On Monday, Durham was fired. He will be charged with assault on a child under 12, misdemeanor child abuse and willful failure to discharge his duties, District Attorney Mike Waters said.
Police officers sometimes do misbehave in terrible ways. When they do, they need to be held to account. Not doing so erodes public trust and makes all officers look bad.
But part of the reason these incidents stand out is that they’re so unusual. For the most part, officers in our law enforcement agencies — in Winston-Salem and elsewhere in the state — serve professionally and with the utmost respect for their duties and for the public. They respond quickly when needed, especially when violence is involved.
Many police officers have been working through the Winston-Salem Police Foundation and other organizations to build community ties and benefit the underprivileged. They deserve recognition, especially in this season of giving.
On Nov. 7, Carrabba’s Italian Grill hosted an event during which Winston-Salem and Forsyth County officers served lunch to raise money for Special Olympics athletes, who were taken on a shopping trip to Academy Sports and Outdoors, WSPF president Scott Sewell told the Journal.

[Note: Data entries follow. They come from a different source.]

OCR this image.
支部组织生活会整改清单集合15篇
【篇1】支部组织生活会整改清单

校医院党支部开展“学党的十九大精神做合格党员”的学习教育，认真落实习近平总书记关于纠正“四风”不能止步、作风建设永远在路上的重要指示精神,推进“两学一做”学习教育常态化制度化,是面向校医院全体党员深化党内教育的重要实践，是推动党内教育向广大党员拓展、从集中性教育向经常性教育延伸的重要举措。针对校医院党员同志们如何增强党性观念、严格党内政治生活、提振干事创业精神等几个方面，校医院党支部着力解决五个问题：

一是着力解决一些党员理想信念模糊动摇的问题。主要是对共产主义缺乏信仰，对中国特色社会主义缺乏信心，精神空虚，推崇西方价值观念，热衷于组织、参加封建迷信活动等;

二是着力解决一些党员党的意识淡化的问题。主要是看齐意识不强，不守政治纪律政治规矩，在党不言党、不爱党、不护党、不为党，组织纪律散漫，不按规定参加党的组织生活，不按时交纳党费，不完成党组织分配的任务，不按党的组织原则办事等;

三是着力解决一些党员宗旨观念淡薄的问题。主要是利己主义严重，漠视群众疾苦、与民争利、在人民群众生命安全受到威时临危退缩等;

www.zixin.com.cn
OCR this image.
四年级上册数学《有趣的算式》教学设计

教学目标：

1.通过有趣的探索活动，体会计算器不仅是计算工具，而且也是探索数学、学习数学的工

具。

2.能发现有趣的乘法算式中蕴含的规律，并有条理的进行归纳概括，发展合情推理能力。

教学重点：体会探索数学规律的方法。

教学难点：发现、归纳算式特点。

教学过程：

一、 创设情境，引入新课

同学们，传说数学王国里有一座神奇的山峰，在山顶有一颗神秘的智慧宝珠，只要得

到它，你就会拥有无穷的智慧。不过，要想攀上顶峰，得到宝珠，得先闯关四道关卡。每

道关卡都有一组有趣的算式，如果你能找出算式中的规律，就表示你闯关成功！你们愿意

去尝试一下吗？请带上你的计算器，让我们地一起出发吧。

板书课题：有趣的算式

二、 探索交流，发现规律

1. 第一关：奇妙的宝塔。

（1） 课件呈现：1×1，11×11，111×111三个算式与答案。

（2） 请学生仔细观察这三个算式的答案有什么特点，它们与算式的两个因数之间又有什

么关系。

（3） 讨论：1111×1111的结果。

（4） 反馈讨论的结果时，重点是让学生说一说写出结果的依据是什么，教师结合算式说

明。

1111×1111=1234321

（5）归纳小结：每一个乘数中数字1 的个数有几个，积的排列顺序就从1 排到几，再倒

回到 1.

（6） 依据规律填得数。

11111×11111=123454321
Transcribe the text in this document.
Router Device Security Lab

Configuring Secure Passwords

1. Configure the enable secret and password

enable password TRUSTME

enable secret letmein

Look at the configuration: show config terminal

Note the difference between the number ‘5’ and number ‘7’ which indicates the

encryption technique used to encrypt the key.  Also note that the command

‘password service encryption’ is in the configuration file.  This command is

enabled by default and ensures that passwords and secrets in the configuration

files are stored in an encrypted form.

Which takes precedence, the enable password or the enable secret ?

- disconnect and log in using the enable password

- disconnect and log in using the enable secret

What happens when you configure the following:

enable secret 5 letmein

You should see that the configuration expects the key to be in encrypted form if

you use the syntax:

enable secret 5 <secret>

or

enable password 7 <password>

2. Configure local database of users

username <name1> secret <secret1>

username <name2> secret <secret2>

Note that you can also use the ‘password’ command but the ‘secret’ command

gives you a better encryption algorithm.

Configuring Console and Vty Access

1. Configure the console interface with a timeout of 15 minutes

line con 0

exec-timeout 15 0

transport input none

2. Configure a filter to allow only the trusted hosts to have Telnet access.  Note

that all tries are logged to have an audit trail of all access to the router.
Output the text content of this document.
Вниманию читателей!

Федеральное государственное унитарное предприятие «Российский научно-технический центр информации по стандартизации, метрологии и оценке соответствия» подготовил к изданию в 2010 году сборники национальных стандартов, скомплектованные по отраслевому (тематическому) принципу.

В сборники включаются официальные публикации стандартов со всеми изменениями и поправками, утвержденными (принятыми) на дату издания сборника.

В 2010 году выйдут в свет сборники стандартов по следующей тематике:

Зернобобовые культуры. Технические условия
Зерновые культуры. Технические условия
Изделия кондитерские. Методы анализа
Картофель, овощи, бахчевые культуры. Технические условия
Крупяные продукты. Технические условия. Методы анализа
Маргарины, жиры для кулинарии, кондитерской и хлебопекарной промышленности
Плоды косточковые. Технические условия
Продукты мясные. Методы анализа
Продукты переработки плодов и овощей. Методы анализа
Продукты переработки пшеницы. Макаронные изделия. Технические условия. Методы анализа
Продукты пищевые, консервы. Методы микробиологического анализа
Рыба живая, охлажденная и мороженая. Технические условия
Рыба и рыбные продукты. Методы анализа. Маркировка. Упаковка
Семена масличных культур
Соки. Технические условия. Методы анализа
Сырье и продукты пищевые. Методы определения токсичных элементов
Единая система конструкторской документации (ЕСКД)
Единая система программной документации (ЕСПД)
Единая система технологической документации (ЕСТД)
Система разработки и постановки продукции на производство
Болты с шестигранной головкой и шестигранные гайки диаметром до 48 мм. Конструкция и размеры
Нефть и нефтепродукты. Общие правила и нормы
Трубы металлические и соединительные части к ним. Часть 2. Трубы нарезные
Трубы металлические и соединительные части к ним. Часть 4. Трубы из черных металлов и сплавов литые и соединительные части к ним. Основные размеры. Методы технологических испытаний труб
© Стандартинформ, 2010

On Dec. 4-6, the Winston-Salem Police Department and Winston-Salem Fire Department conducted a “Toys for Tots” toy drive, collecting toys to give to community members in need.
Also on Dec. 6, “Heroes and Helpers” matched local officers with kids for a shopping spree at Target.
These activities are not aberrations, but regular occurrences.
Our police officers do work that is serious, sometimes stressful and often dangerous. They contribute to Winston-Salem being “the safest city in North Carolina,” as declared recently by WalletHub.
Let’s offer them our support, our respect and our thanks.